How Child Support is Calculated in Texas

Child support is a crucial aspect of family law, ensuring that children receive the financial support they need to thrive, even after their parents’ separation or divorce. In Texas, child support calculations follow specific guidelines outlined in the state’s Family Code. Understanding how child support is calculated can provide clarity and transparency for parents navigating this aspect of their family law proceedings. In this blog post, we’ll delve into the key factors and formulas used to determine child support payments in Texas.

Income Considerations

In Texas, child support calculations primarily hinge on the income of the non-custodial parent, known as the obligor. Income includes wages, salaries, bonuses, commissions, and other sources of earnings, as well as certain deductions such as taxes and union dues. The court may also consider additional factors, such as overtime pay, bonuses, and income from self-employment or investments.

Percentage of Income Model

Texas employs a percentage of income model to calculate child support payments. Under this model, the obligor’s child support obligation is based on a percentage of their net income, with the percentage increasing incrementally based on the number of children requiring support.

For example, as of 2022, the standard child support percentages are:

  • 20% of the obligor’s net income for one child.
  • 25% for two children.
  • 30% for three children.
  • 35% for four children.
  • 40% for five or more children.

Adjustments and Deviations

While the percentage of income model provides a straightforward framework for calculating child support, courts may also consider additional factors that could warrant adjustments or deviations from the standard guidelines.
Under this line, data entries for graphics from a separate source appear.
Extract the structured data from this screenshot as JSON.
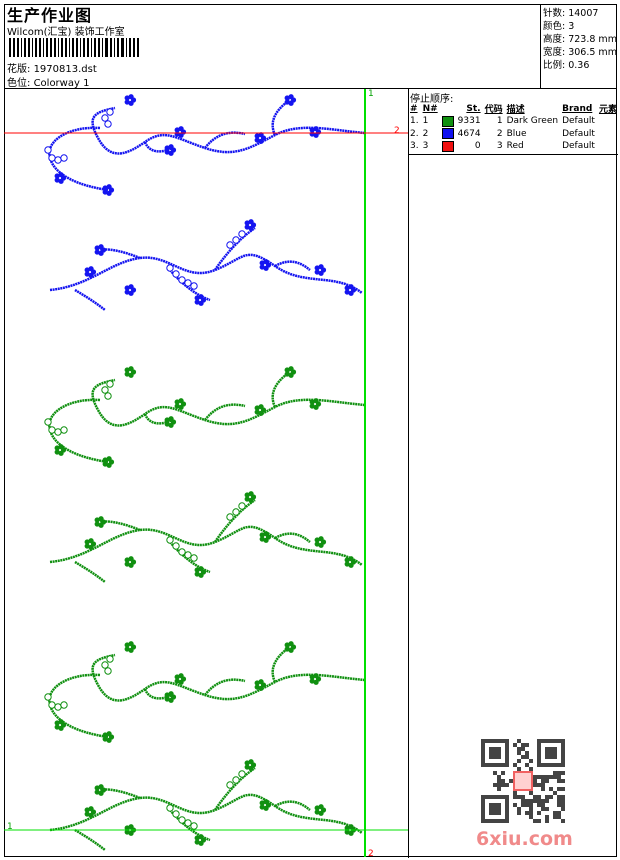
{
  "header": {
    "title": "生产作业图",
    "company": "Wilcom(汇宝) 装饰工作室",
    "design_label": "花版:",
    "design_value": "1970813.dst",
    "colorway_label": "色位:",
    "colorway_value": "Colorway 1"
  },
  "info": {
    "stitches": "针数: 14007",
    "colors": "颜色: 3",
    "height": "高度: 723.8 mm",
    "width": "宽度: 306.5 mm",
    "scale": "比例: 0.36"
  },
  "stop_sequence": {
    "title": "停止顺序:",
    "columns": [
      "#",
      "N#",
      "St.",
      "代码",
      "描述",
      "Brand",
      "元素"
    ],
    "rows": [
      {
        "num": "1.",
        "n": "1",
        "color": "#109010",
        "st": "9331",
        "code": "1",
        "desc": "Dark Green",
        "brand": "Default"
      },
      {
        "num": "2.",
        "n": "2",
        "color": "#1010f0",
        "st": "4674",
        "code": "2",
        "desc": "Blue",
        "brand": "Default"
      },
      {
        "num": "3.",
        "n": "3",
        "color": "#f01010",
        "st": "0",
        "code": "3",
        "desc": "Red",
        "brand": "Default"
      }
    ]
  },
  "markers": {
    "v_top": "1",
    "v_bottom": "2",
    "h_red": "2",
    "h_green": "1"
  },
  "watermark": "6xiu.com",
  "colors": {
    "green": "#109010",
    "blue": "#1414f0",
    "red": "#ff0000",
    "guide_green": "#00e000"
  }
}
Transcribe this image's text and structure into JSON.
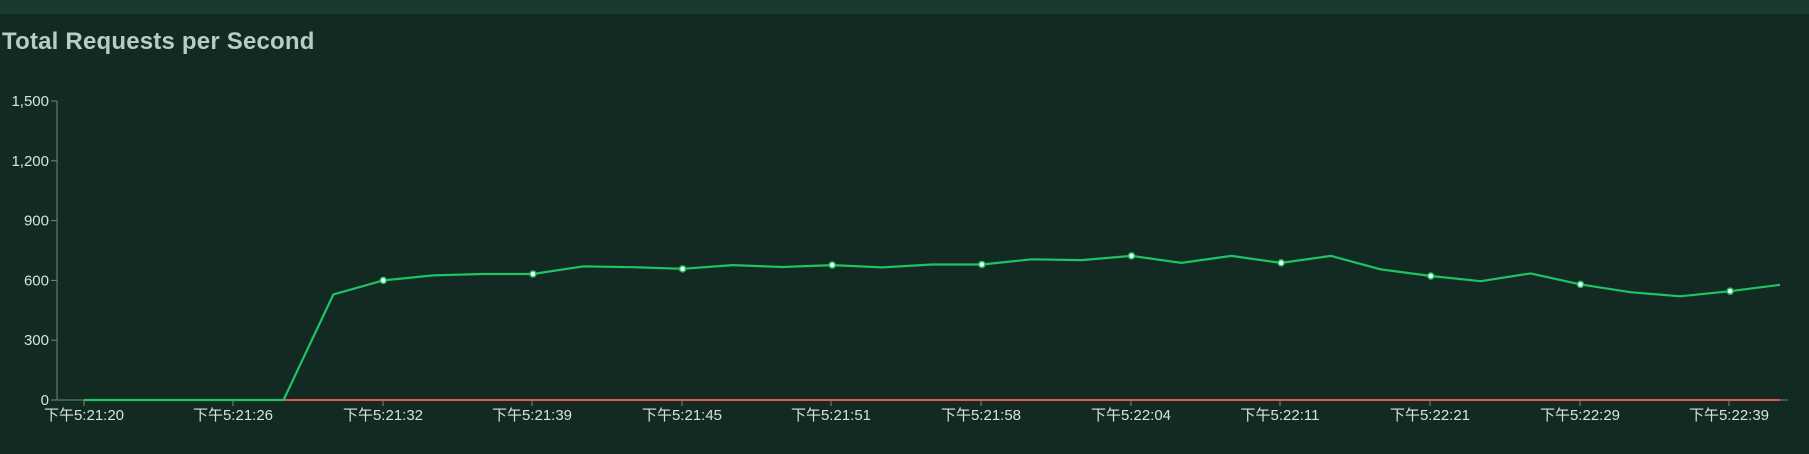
{
  "chart_data": {
    "type": "line",
    "title": "Total Requests per Second",
    "xlabel": "",
    "ylabel": "",
    "ylim": [
      0,
      1500
    ],
    "yticks": [
      "0",
      "300",
      "600",
      "900",
      "1,200",
      "1,500"
    ],
    "yticks_values": [
      0,
      300,
      600,
      900,
      1200,
      1500
    ],
    "xticks": [
      "下午5:21:20",
      "下午5:21:26",
      "下午5:21:32",
      "下午5:21:39",
      "下午5:21:45",
      "下午5:21:51",
      "下午5:21:58",
      "下午5:22:04",
      "下午5:22:11",
      "下午5:22:21",
      "下午5:22:29",
      "下午5:22:39"
    ],
    "grid": false,
    "legend": "none",
    "series": [
      {
        "color": "#1dc463",
        "values": [
          0,
          0,
          0,
          0,
          0,
          530,
          600,
          625,
          632,
          632,
          670,
          666,
          658,
          677,
          667,
          677,
          665,
          680,
          680,
          706,
          702,
          723,
          688,
          723,
          688,
          723,
          655,
          622,
          596,
          635,
          580,
          541,
          520,
          546,
          578
        ],
        "markers_at": [
          6,
          9,
          12,
          15,
          18,
          21,
          24,
          27,
          30,
          33
        ]
      },
      {
        "color": "#e0584e",
        "values": [
          0,
          0,
          0,
          0,
          0,
          0,
          0,
          0,
          0,
          0,
          0,
          0,
          0,
          0,
          0,
          0,
          0,
          0,
          0,
          0,
          0,
          0,
          0,
          0,
          0,
          0,
          0,
          0,
          0,
          0,
          0,
          0,
          0,
          0,
          0
        ]
      }
    ],
    "colors": {
      "axis": "#6f8a7e",
      "tick_text": "#d7e2dc",
      "marker_fill": "#ffffff"
    }
  }
}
These factors may include:

  • Childcare expenses.
  • Health insurance premiums.
  • Extraordinary medical expenses.
  • Educational expenses.
  • Travel expenses for visitation.

Courts have discretion to deviate from the standard guidelines if they determine that doing so is in the best interests of the child.

Shared Custody Arrangements

In cases where parents share custody of their children, the court may adjust the child support calculation to account for the amount of time each parent spends with the child. This arrangement, known as the “offset method,” considers both parents’ incomes and the amount of time the child spends with each parent to determine an appropriate child support obligation.

Legal Assistance

Navigating the complexities of child support calculations in Texas can be daunting, especially for parents unfamiliar with family law proceedings. Consulting with a qualified family law attorney can provide invaluable guidance and support throughout the process. An attorney can help parents understand their rights and obligations, ensure accurate financial disclosures, and advocate for fair child support arrangements that prioritize the best interests of the child.


Child support calculations in Texas are based on a percentage of the obligor’s net income, with adjustments made for factors such as shared custody arrangements and additional expenses. By understanding the guidelines and seeking legal guidance when needed, parents can navigate child support proceedings with confidence and ensure that their children’s financial needs are met.